Fotograf ist Miles Iwes,
gefunden auf unsplash..
30.10.2011, ca. 13:10 Uhr.
Allein unterwegs beim Bergwandern, spürte ich die Einheit mit der Natur, dieses überwältigende Gefühl auf einem Gipfel zu stehen. Ich startete an der Postalm und wollte auf den Laben Berg (1.642 m). Dann die Südwestflanke
hinunter, vorbei am Zinkenbach, der vom Hohen Zinken (1.764 m), Osterhorn (1.742 m) und Pitschenberg (1.720 m) kam. Alles schien friedlich, bis zur Brücke über den Klausbach.
Die Brücke war breit, betoniert, ohne Geländer. Ich ging am oberen Rand, als plötzlich mein linker Schuh wegrutschte. Sekunden später fiel ich, das Bachbett wartete 1,8 bis 2,2 m tiefer. Ich sackte zusammen. Mein linker Arm schlug unbewusst vor mein Gesicht, die Nase blutete, Stirn, Ellenbogen, Knie – überall brannte es.
Mein rechter Fuß fühlte sich fremd und
schwer an, das Sprunggelenk tat höllisch weh. „Was machst du jetzt?“, dachte ich.

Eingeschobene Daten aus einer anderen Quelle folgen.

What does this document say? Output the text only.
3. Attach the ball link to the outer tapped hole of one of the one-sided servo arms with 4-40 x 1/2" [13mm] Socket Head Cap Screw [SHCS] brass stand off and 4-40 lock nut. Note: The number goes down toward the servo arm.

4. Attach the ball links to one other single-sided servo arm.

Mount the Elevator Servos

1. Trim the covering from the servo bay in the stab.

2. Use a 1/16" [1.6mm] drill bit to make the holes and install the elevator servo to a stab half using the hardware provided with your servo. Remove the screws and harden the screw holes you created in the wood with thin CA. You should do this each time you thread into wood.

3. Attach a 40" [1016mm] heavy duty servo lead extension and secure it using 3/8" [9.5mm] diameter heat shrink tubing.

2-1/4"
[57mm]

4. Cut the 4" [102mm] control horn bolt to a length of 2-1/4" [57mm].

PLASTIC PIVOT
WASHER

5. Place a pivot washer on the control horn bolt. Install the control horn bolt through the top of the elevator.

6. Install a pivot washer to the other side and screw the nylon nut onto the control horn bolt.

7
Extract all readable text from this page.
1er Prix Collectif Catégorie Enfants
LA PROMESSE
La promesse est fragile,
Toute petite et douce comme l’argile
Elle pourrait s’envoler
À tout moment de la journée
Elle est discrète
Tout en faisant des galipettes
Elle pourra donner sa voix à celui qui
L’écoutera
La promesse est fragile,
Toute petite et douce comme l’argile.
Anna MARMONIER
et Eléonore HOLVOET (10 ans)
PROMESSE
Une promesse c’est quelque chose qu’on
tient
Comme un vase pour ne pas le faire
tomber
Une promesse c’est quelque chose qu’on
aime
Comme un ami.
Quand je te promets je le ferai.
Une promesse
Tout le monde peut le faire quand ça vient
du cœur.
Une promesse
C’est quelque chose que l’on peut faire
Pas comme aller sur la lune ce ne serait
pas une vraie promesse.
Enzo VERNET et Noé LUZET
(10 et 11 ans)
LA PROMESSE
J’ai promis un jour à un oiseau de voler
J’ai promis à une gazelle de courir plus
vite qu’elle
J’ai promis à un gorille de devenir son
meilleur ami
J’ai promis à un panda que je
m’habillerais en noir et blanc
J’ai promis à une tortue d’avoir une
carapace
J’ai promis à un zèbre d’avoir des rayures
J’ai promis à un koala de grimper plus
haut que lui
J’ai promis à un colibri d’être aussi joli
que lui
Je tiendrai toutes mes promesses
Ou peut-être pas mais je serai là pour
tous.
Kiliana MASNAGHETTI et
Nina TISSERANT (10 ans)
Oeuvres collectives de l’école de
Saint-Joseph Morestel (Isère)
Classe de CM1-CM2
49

Ich musste einen klaren Kopf bewahren. Den Stein, den ich für Marita mitgebracht hatte, legte ich aus dem Rucksack vorsichtig beiseite. Ich packte Kamera und Handy zusammen. Akku und Schale hatten sich gelöst, aber alles funktionierte noch.
Ich musste die Böschung hoch, Schritt für Schritt, jeder Hümpel ein Kampf. Mein linker Fuß trug mein ganzes Gewicht, das rechte Knie stieß immer wieder gegen Felsen, Blut durchtränkte meine Hose. Endlich erreichte ich die Forststraße, doch mein Handy zeigte
immer noch kein Netz. Ich musste weiter, Richtung Brücke, höher, an einer Stelle, die frei war, sichtbar.
Die Schmerzen wurden stärker, die Kälte kroch durch meine Kleidung. Ich rief um Hilfe, so laut ich konnte, meine Stimme hallte durch das Zinkental. Immer wieder sah ich auf die Uhr, die Zeit rann wie Sand. Die Angst war überwältigend, die Gedanken wirr: „Was, wenn mich niemand findet? Marita, die Kinder…“
Dann hörte ich das Summen von Rotorblättern. Ein Hubschrauber, am Hohen Zinken, kreiste. Mein Herz schlug schneller. Ich winkte, rief, versuchte
gesehen zu werden. Die Maschine flog weiter, doch ich gab nicht auf. Stunden fühlten sich wie Minuten an, ich fror, zitterte, doch mein Hilferuf hallte durch das Tal.
Plötzlich rief jemand: „Hallo! Wo bist du?“ Ein Mann! Ich antwortete, konnte ihn sehen, er kam mir entgegen, Schritt für Schritt. Glücksgefühle überströmten mich, als er näherkam. „Vorsicht, die Brücke ist rutschig!“, rief ich. Er lachte, machte vorsichtig weiter, die letzten Meter schafften wir gemeinsam.
Der Hubschrauber landete sanft auf der Forststraße. Ich setzte mich vorsichtig,
hielt mich an den Helfern fest. Endlich in Sicherheit, Tränen liefen unkontrolliert. Ich war gerettet. Die Piloten waren freundlich, ruhig, professionell. Sie flogen mich ins LKH Salzburg. Ich spürte Dankbarkeit wie ein warmes Licht, tief in mir: Nicht die Glücklichen sind dankbar, sondern die Dankbaren sind glücklich. Ich war beides zugleich.